OPAT is a safe, evidence-based, and cost-effective regimen for the management of patients with a wide range of infections including complex deep-seated infection ⁵ and can be a valuable management option in patients not fit for surgery. In our cohort of patients, OPAT was used in the management of about a quarter of our patients. To our knowledge, our study is the first published study looking at the use of OPAT specifically in the management of TOA. The decision for the use of OPAT was made by an MDT involving gynecologists, infectious disease specialists, interventional radiologists and our established regional OPAT service.

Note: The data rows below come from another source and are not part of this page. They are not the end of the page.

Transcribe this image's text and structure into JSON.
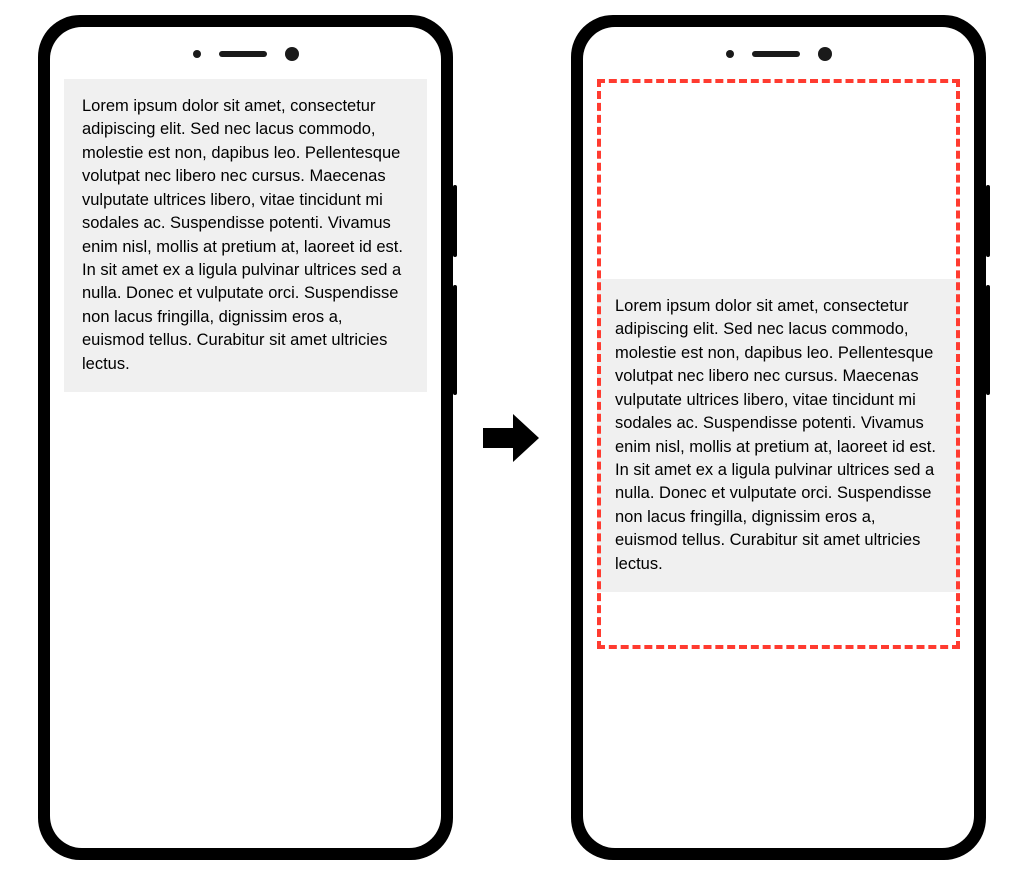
{
  "diagram": {
    "lorem_text": "Lorem ipsum dolor sit amet, consectetur adipiscing elit. Sed nec lacus commodo, molestie est non, dapibus leo. Pellentesque volutpat nec libero nec cursus. Maecenas vulputate ultrices libero, vitae tincidunt mi sodales ac. Suspendisse potenti. Vivamus enim nisl, mollis at pretium at, laoreet id est. In sit amet ex a ligula pulvinar ultrices sed a nulla. Donec et vulputate orci. Suspendisse non lacus fringilla, dignissim eros a, euismod tellus. Curabitur sit amet ultricies lectus."
  },
  "colors": {
    "dashed_border": "#ff3b30",
    "text_box_bg": "#f0f0f0",
    "phone_frame": "#000000"
  }
}
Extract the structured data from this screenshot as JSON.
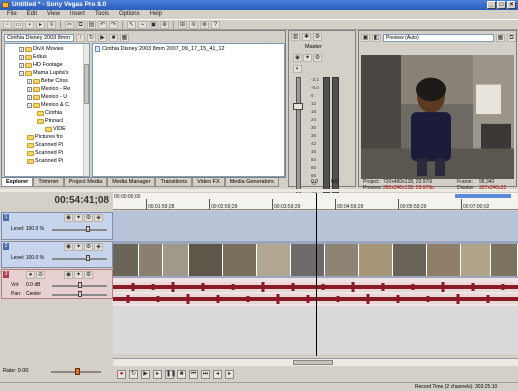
{
  "window": {
    "title": "Untitled * - Sony Vegas Pro 8.0",
    "buttons": [
      "_",
      "□",
      "×"
    ]
  },
  "menu": [
    "File",
    "Edit",
    "View",
    "Insert",
    "Tools",
    "Options",
    "Help"
  ],
  "explorer": {
    "path": "Cinthia Disney 2003 8mm",
    "tree": [
      "DivX Movies",
      "Edius",
      "HD Footage",
      "Mama Lupita's",
      "Bebe Criss",
      "Mexico - Re",
      "Mexico - U",
      "Mexico & C",
      "Cinthia",
      "Pinnacl",
      "VIDE",
      "Pictures fro",
      "Scanned Pi",
      "Scanned Pi",
      "Scanned Pi"
    ],
    "file": "Cinthia Disney 2003 8mm 2007_09_17_15_41_12"
  },
  "tabs": [
    "Explorer",
    "Trimmer",
    "Project Media",
    "Media Manager",
    "Transitions",
    "Video FX",
    "Media Generators"
  ],
  "mixer": {
    "label": "Master",
    "scale": [
      "-3.1",
      "-6.0",
      "6",
      "12",
      "18",
      "24",
      "30",
      "36",
      "42",
      "48",
      "54",
      "60",
      "66",
      "72",
      "78",
      "84"
    ],
    "bottom": [
      "0.0",
      "0.0"
    ]
  },
  "preview": {
    "mode": "Preview (Auto)",
    "project_label": "Project:",
    "project_value": "720x480x128, 29.970i",
    "preview_label": "Preview:",
    "preview_value": "360x240x128, 29.970p",
    "frame_label": "Frame:",
    "frame_value": "98,340",
    "display_label": "Display:",
    "display_value": "327x240x32"
  },
  "timeline": {
    "timecode": "00:54:41;08",
    "ruler": [
      "00:01:59;28",
      "00:02:59;29",
      "00:03:59;29",
      "00:04:59;29",
      "00:05:59;29",
      "00:07:00;02"
    ],
    "ruler_start": "00:00:00;00"
  },
  "tracks": [
    {
      "num": "1",
      "level": "Level: 100.0 %"
    },
    {
      "num": "2",
      "level": "Level: 100.0 %"
    },
    {
      "num": "3",
      "vol_label": "Vol:",
      "vol": "0.0 dB",
      "pan_label": "Pan:",
      "pan": "Center"
    }
  ],
  "rate": "Rate: 0.00",
  "status": "Record Time (2 channels): 303:25:10",
  "colors": {
    "title": "#2b5bbf",
    "video_track": "#c8d4ec",
    "audio_wave": "#8a1a28"
  }
}
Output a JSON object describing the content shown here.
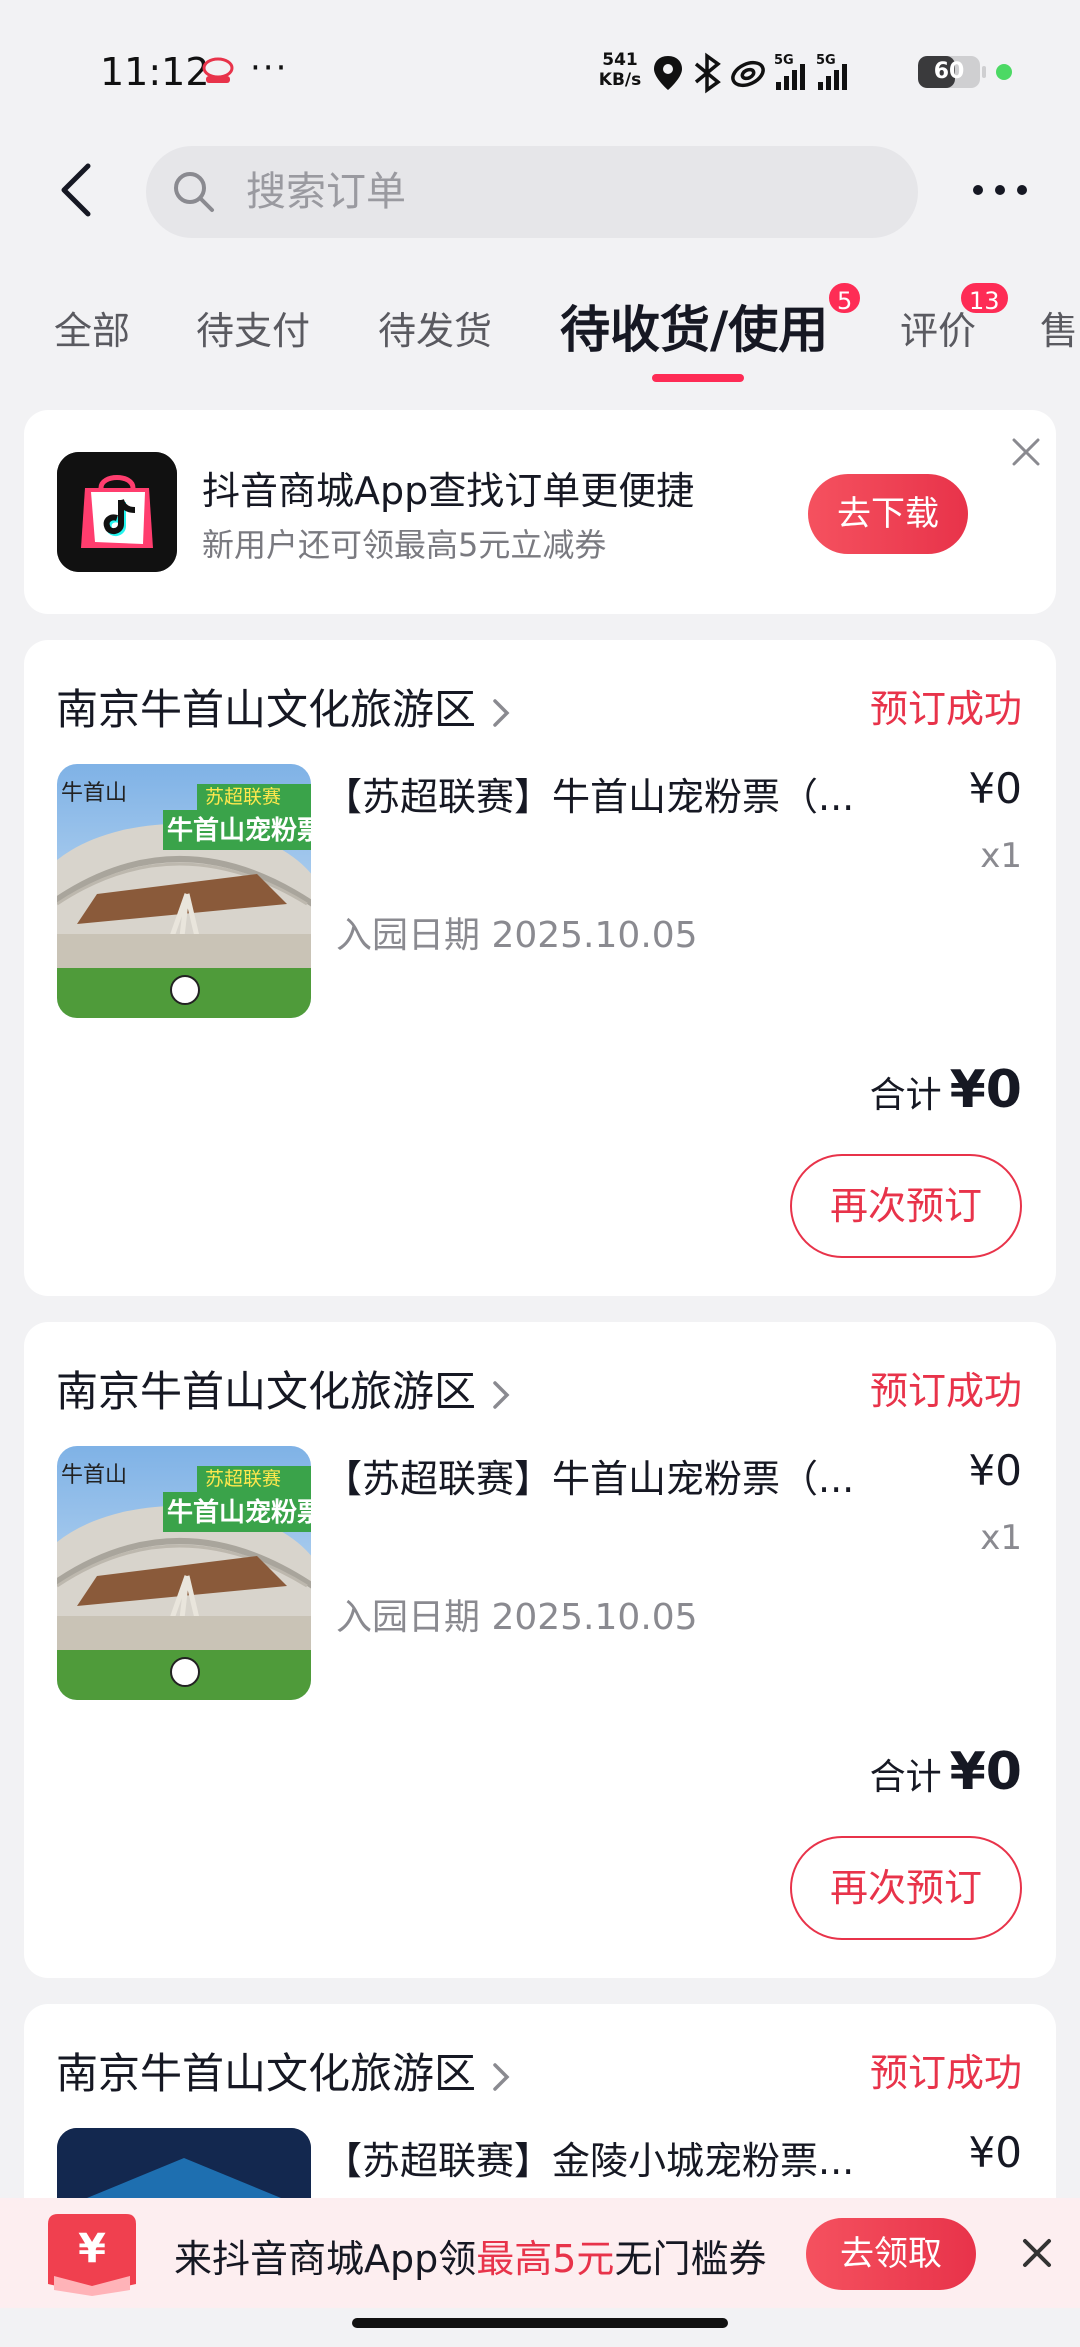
{
  "status_bar": {
    "time": "11:12",
    "menu_dots": "···",
    "net_speed_value": "541",
    "net_speed_unit": "KB/s",
    "battery": "60",
    "battery_level": 0.6
  },
  "header": {
    "search_placeholder": "搜索订单"
  },
  "tabs": [
    {
      "label": "全部"
    },
    {
      "label": "待支付"
    },
    {
      "label": "待发货"
    },
    {
      "label": "待收货/使用",
      "badge": "5",
      "active": true
    },
    {
      "label": "评价",
      "badge": "13"
    },
    {
      "label": "售"
    }
  ],
  "promo": {
    "title": "抖音商城App查找订单更便捷",
    "subtitle": "新用户还可领最高5元立减券",
    "button": "去下载"
  },
  "orders": [
    {
      "shop": "南京牛首山文化旅游区",
      "status": "预订成功",
      "title": "【苏超联赛】牛首山宠粉票（...",
      "price": "¥0",
      "qty": "x1",
      "date": "入园日期 2025.10.05",
      "total_label": "合计",
      "total": "¥0",
      "action": "再次预订",
      "thumb_badge": "苏超联赛",
      "thumb_title": "牛首山宠粉票",
      "thumb_logo": "牛首山"
    },
    {
      "shop": "南京牛首山文化旅游区",
      "status": "预订成功",
      "title": "【苏超联赛】牛首山宠粉票（...",
      "price": "¥0",
      "qty": "x1",
      "date": "入园日期 2025.10.05",
      "total_label": "合计",
      "total": "¥0",
      "action": "再次预订",
      "thumb_badge": "苏超联赛",
      "thumb_title": "牛首山宠粉票",
      "thumb_logo": "牛首山"
    },
    {
      "shop": "南京牛首山文化旅游区",
      "status": "预订成功",
      "title": "【苏超联赛】金陵小城宠粉票...",
      "price": "¥0"
    }
  ],
  "bottom_banner": {
    "text_before": "来抖音商城App领",
    "text_highlight": "最高5元",
    "text_after": "无门槛券",
    "button": "去领取"
  },
  "colors": {
    "accent": "#e8334a",
    "badge": "#fe2c55",
    "background": "#f2f2f4"
  }
}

In the literature, the role of OPAT specifically for the management of TOA is unclear, and further research should aim to compare the efficacy of inpatient vs outpatient antibiotic therapy, as well as identify a subset of patients who may benefit most from OPAT. Interestingly, we identified three patients in our cohort who had TOA as the first presentation of colorectal or caecal malignancy. Two out of three patients had received OPAT for their presumed primary TOA. Although numbers are small, this suggests that all patients considered for OPAT should be managed with a high index of suspicion, whilst considering further investigations to exclude non-gynaecological malignancy, especially in those who did not respond to long-term antibiotics therapy. Hatcher found an 88% success rate of OPAT in the management of intraabdominal infection, they do not comment on the reason for failure for the 12% of patients and it would be interesting to know if they identified underlying malignancies as a cause. ²⁴

The study has several limitations. Firstly, data was collected retrospectively using hospital electronic records and may reflect retrospective case ascertainment. The relatively limited sample size captured the clinically unwell patients admitted with tubo-ovarian abscess. Secondly, potential selection bias may occur with the decision for surgical intervention in patients with TOA driven by decision of the clinical team based on personal clinical experience and judgement rather than based on hospital protocols. However, we believe the effect of heterogeneity was limited since the study is based on a tertiary hospital and decision making was largely confined to a number of experienced consultant gynaecologists. We did not make any specific conclusions on the use of OPAT in TOA since the number of cases were limited.

Open Science Framework: Tubovarian abscess, https://doi.org/10.17605/OSF.IO/JYA8D ¹⁰

This project contains the following underlying data: TOA data file: Excel Sheet containing anonymized data of patients

Data are available under the terms of the Creative Commons Zero “No rights reserved” data waiver (CC0 1.0 Public domain dedication).